Menurut World Health Organization (dalam Noorhidayah, S.A.
2016) klasifikasi hipertensi adalah :
a. Tekanan darah normal yaitu bila sistolik kurang atau sama dengan
140 mmHg dan diastolik kurang atau sama dengan 90 mmHg.
b. Tekanan darah perbatasan (border line) yaitu bila sistolik 141-149
mmHg da n diastolik 91-94 mmHg.
c. Tekanan darah tinggi (hipertensi) yaitu bila sistolik lebih besar atau
sama dengan 160 mmHg dan diastolik lebih besar atau sama dengan
95 mmHg.
4. Manifestasi Klinis
Menurut Tambayong (dalam Nurarif A.H., & Kusuma H., 2016),
tanda dan gejala pada hipertensi dibedakan menjadi dua yaitu:
a.

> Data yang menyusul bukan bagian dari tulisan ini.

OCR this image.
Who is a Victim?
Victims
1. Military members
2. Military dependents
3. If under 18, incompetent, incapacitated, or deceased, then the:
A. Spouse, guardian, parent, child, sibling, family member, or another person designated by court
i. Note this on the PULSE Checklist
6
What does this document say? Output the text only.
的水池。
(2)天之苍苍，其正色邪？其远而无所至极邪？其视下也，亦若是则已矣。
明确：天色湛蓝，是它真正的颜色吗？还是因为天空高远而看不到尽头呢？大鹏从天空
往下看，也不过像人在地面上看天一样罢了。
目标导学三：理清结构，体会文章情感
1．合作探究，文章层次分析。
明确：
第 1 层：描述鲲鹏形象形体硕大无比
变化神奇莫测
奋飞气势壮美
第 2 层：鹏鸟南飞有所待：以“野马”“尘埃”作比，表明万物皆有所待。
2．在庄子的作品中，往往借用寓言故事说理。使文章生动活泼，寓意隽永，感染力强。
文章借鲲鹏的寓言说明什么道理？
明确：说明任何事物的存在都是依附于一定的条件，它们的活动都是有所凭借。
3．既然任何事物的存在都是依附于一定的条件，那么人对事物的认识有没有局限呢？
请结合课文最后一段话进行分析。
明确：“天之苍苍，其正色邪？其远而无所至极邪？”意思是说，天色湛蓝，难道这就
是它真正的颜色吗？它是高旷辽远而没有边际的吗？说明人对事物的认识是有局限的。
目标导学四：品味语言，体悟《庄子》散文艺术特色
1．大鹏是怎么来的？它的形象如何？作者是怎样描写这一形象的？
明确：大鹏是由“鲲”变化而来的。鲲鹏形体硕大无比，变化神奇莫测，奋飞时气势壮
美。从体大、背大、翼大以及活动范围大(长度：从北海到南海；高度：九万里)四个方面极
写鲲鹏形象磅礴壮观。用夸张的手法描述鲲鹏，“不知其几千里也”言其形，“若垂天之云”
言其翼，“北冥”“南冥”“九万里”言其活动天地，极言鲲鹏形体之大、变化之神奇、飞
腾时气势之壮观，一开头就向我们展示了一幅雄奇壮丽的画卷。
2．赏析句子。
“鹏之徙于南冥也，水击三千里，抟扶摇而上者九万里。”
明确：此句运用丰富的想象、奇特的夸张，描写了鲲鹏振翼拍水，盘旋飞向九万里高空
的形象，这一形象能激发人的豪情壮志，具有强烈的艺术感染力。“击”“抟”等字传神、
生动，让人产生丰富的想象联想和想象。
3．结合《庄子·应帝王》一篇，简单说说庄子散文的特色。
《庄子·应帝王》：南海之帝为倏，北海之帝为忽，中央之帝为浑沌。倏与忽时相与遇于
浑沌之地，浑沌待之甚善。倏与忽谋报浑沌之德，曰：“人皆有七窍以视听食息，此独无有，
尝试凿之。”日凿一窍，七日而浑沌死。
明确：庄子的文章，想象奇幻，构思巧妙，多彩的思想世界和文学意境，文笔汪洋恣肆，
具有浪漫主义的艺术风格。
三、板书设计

Tidak ada gejala Tidak ada gejala yang spesifik yang dapat
dihubungkan dengan peningkatan tekanan darah, selain penentuan
tekanan arteri oleh dokter yang memeriksa. Hal ini berarti hipertensi
arterial tidak akan pernah terdiagnosa jika tekanan darah tidak
teratur.
b. Gejala yang lazim Seing dikatakan bahwa gejala terlazim yang
menyertai hipertensi meliputi nyeri kepala dan kelelahan. Dalam
kenyataanya ini merupakan gejala terlazim yang mengenai
kebanyakan pasien yang mencari pertolongan medis. Beberapa
pasien yang menderita hipertensi yaitu :
1) Mengeluh sakit kepala dan psuing
2) Lemas dan kelelahan
3) Sesak nafas
4) Gelisah
5) Mual
6) Muntah
7) Epistaksis
8) Kesadaran menurun
5. Komplikasi
Menurut (Wijaya & Putri, 2013), Tekanan darah yang tidak
terkontrol dan tidak segera ditangani dalam jangka panjang akan
menyebabkan kerusakan pembuluh darah arteri sampai kerusakan
organ yang mendapatkan suplai darah dari arteri tersebut. Hipertensi
yang tidak terkontrol akan menyebabkan komplikasi antara lain
sebagai berikut :
a. Jantung
Hipertensi dapat menyebabkan terjadinya gagal jantung dan
penyakit jantung coroner. Pada penderita hipertensi, beban kerja
jantung akan meningkat, otot jantung akan mengendor dan
elastisitasnya berkurang yang disebut dekompensasi. Sehingga,
dapat mengakibatkan jantung tidak mampu lagi memompa dan
banyak cairan tertahan di paru maupun di jaringan tubuh lain
yang dapat menyebabkan sesak nafas atau oedema. Kondisi ini
disebut gagal jantung.
b. Otak
Hipertensi apabila tidak segera diobati akan menyebabkan
komplikasi pada otak dan berisiko tujuh kali lebih besar terkena
stroke.
c. Ginjal
Hipertensi juga dapat menyebabkan kerusakan pada ginjal.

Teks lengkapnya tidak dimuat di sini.